Maryland‘s Democratic attorney general, Brian Frosh, is submitting court documents on Tuesday, according to NBC News. These documents say that if Trump had the kind of authority the White House claims, he could fire the attorney general “then appoint a carefully selected senior employee who he was confident would terminate or otherwise severely limit the investigation.”

Frosh’s argument is that by choosing Whitaker Trump has violated federal law and and also has exceeded the appointment authority given to him in the U.S. Constitution.

Trump used a law known as the “Federal Vacancies Reform Act” as his legal authority to appoint Whitaker.

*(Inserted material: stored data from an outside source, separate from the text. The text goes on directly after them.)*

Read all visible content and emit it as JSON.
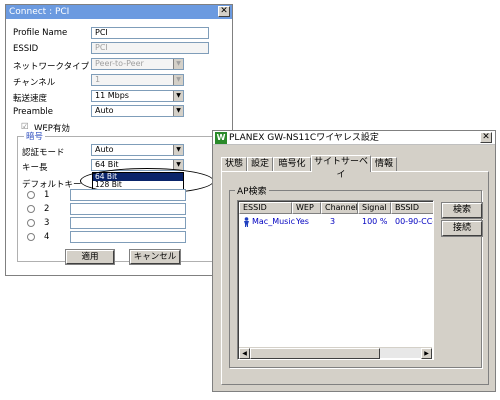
{
  "connect_window": {
    "title": "Connect : PCI",
    "close_glyph": "✕",
    "profile_name": {
      "label": "Profile Name",
      "value": "PCI"
    },
    "essid": {
      "label": "ESSID",
      "value": "PCI"
    },
    "network_type": {
      "label": "ネットワークタイプ",
      "value": "Peer-to-Peer"
    },
    "channel": {
      "label": "チャンネル",
      "value": "1"
    },
    "tx_rate": {
      "label": "転送速度",
      "value": "11 Mbps"
    },
    "preamble": {
      "label": "Preamble",
      "value": "Auto"
    },
    "wep_enable": {
      "label": "WEP有効",
      "check_glyph": "☑"
    },
    "encryption_group": {
      "title": "暗号",
      "auth_mode": {
        "label": "認証モード",
        "value": "Auto"
      },
      "key_length": {
        "label": "キー長",
        "value": "64 Bit",
        "options": [
          "64 Bit",
          "128 Bit"
        ]
      },
      "default_key": {
        "label": "デフォルトキー"
      },
      "keys": [
        "1",
        "2",
        "3",
        "4"
      ]
    },
    "apply_button": "適用",
    "cancel_button": "キャンセル",
    "dropdown_glyph": "▼"
  },
  "planex_window": {
    "logo": "W",
    "title": "PLANEX GW-NS11Cワイヤレス設定",
    "close_glyph": "✕",
    "tabs": [
      "状態",
      "設定",
      "暗号化",
      "サイトサーベイ",
      "情報"
    ],
    "active_tab": "サイトサーベイ",
    "ap_group_title": "AP検索",
    "columns": [
      "ESSID",
      "WEP",
      "Channel",
      "Signal",
      "BSSID"
    ],
    "rows": [
      {
        "icon": "person-icon",
        "essid": "Mac_Music",
        "wep": "Yes",
        "channel": "3",
        "signal": "100 %",
        "bssid": "00-90-CC-"
      }
    ],
    "search_button": "検索",
    "connect_button": "接続",
    "scroll_left_glyph": "◀",
    "scroll_right_glyph": "▶"
  }
}
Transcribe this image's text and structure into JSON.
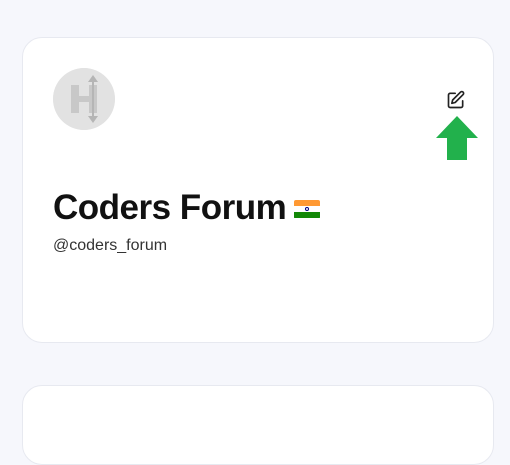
{
  "profile": {
    "name": "Coders Forum",
    "flag_icon": "india-flag-icon",
    "handle": "@coders_forum"
  },
  "icons": {
    "edit": "edit-icon",
    "arrow": "arrow-up-icon",
    "avatar": "hashnode-logo"
  },
  "colors": {
    "arrow": "#22b14c",
    "flag_saffron": "#ff9933",
    "flag_white": "#ffffff",
    "flag_green": "#138808",
    "flag_chakra": "#000080"
  }
}
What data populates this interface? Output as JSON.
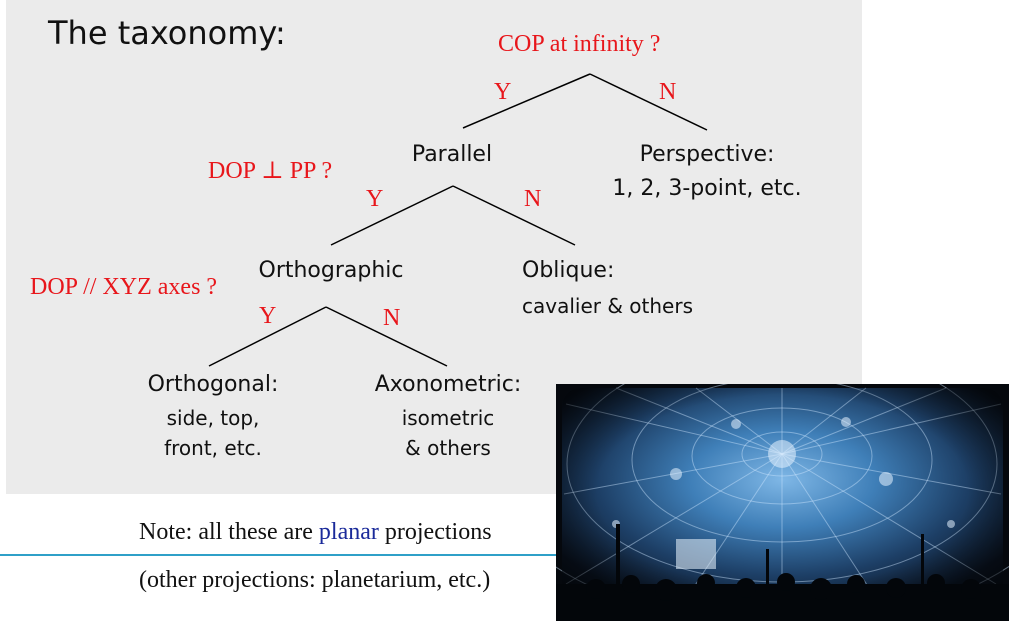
{
  "slide": {
    "title": "The taxonomy:",
    "accent_color": "#e8161b",
    "note_prefix": "Note: all these are ",
    "note_highlight": "planar",
    "note_suffix": " projections",
    "note_highlight_color": "#1a2a9a",
    "other_note": "(other projections: planetarium, etc.)",
    "rule_color": "#2fa0c8",
    "photo_icon": "planetarium-dome-photo"
  },
  "tree": {
    "q_root": "COP at infinity ?",
    "q_parallel": "DOP  ⊥ PP ?",
    "q_ortho": "DOP // XYZ axes ?",
    "y_label": "Y",
    "n_label": "N",
    "parallel": "Parallel",
    "perspective": "Perspective:",
    "perspective_sub": "1, 2, 3-point, etc.",
    "orthographic": "Orthographic",
    "oblique": "Oblique:",
    "oblique_sub": "cavalier & others",
    "orthogonal": "Orthogonal:",
    "orthogonal_sub1": "side, top,",
    "orthogonal_sub2": "front, etc.",
    "axonometric": "Axonometric:",
    "axonometric_sub1": "isometric",
    "axonometric_sub2": "& others"
  }
}
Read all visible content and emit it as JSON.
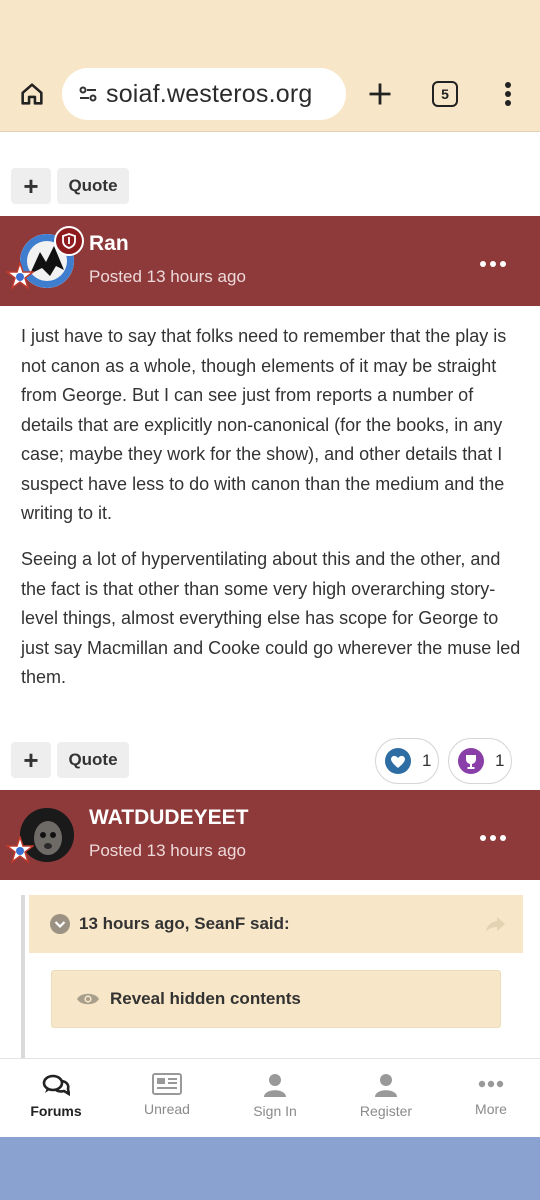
{
  "browser": {
    "url": "soiaf.westeros.org",
    "tab_count": "5"
  },
  "post_actions": {
    "plus_label": "+",
    "quote_label": "Quote"
  },
  "posts": [
    {
      "author": "Ran",
      "posted": "Posted 13 hours ago",
      "paragraphs": [
        "I just have to say that folks need to remember that the play is not canon as a whole, though elements of it may be straight from George. But I can see just from reports a number of details that are explicitly non-canonical (for the books, in any case; maybe they work for the show), and other details that I suspect have less to do with canon than the medium and the writing to it.",
        "Seeing a lot of hyperventilating about this and the other, and the fact is that other than some very high overarching story-level things, almost everything else has scope for George to just say Macmillan and Cooke could go wherever the muse led them."
      ],
      "reactions": [
        {
          "icon": "heart-icon",
          "count": "1",
          "color": "#2e6ca4"
        },
        {
          "icon": "trophy-icon",
          "count": "1",
          "color": "#8a3fa8"
        }
      ]
    },
    {
      "author": "WATDUDEYEET",
      "posted": "Posted 13 hours ago",
      "quote": {
        "header": "13 hours ago, SeanF said:",
        "reveal_label": "Reveal hidden contents"
      }
    }
  ],
  "bottom_nav": [
    {
      "label": "Forums",
      "icon": "forums-icon",
      "active": true
    },
    {
      "label": "Unread",
      "icon": "unread-icon",
      "active": false
    },
    {
      "label": "Sign In",
      "icon": "sign-in-icon",
      "active": false
    },
    {
      "label": "Register",
      "icon": "register-icon",
      "active": false
    },
    {
      "label": "More",
      "icon": "more-icon",
      "active": false
    }
  ],
  "colors": {
    "browser_bar": "#f7e6c7",
    "post_header": "#8e3a3b",
    "quote_bg": "#f7e6c7",
    "system_bar": "#8aa2cf"
  }
}
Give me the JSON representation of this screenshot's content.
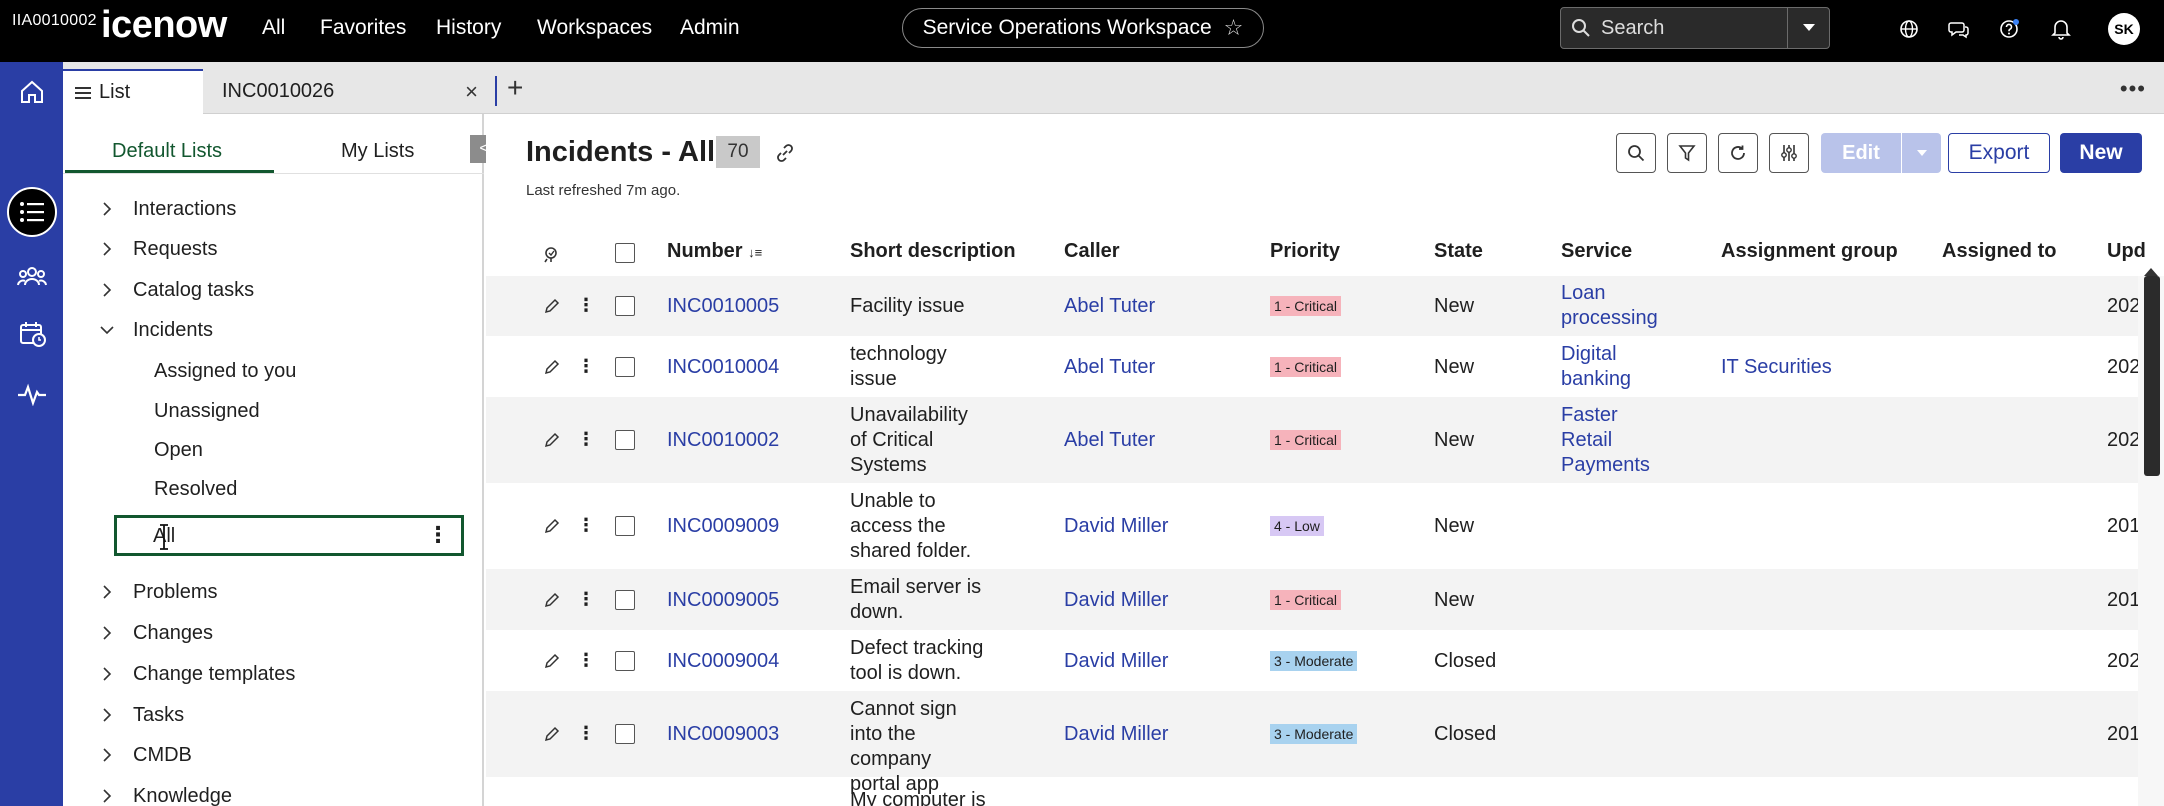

This act gives the president the authority to fill a vacant Cabinet position with a senior employee of the affected agency. Whitaker fits in that category, because he had been the chief of staff to Attorney General Sessions before he was fired.

But the Maryland attorney general is asking the judge to rule that a different federal law actually governs what happens when the office of attorney general is vacant. This law would say that when the Attorney General position is vacant, the deputy attorney general takes over. This of course would mean that Rosenstein would be the acting Attorney General until a permanent replacement for Sessions is confirmed by the Senate.

Frosh argues that the Vacancies Reform Act is a general law which does not come into play in this situation where there is a specific law governing how to fill a vacant cabinet position.

Maryland also is arguing that Whitaker’s appointment violates a provision of the Constitution that specifies top positions in the government can be filled only through presidential nomination and confirmation by the Senate. Because Whitaker’s nomination bypassed that process, the state says, he cannot serve as acting attorney general.

“It is troubling, to say the least, that the president is attempting to fill a ‘vacancy’ he created himself with a ‘temporary’ appointment that might last for many months or years,” wrote Frosh, “especially when, as there, the temporary appointee has not been confirmed by the Senate.”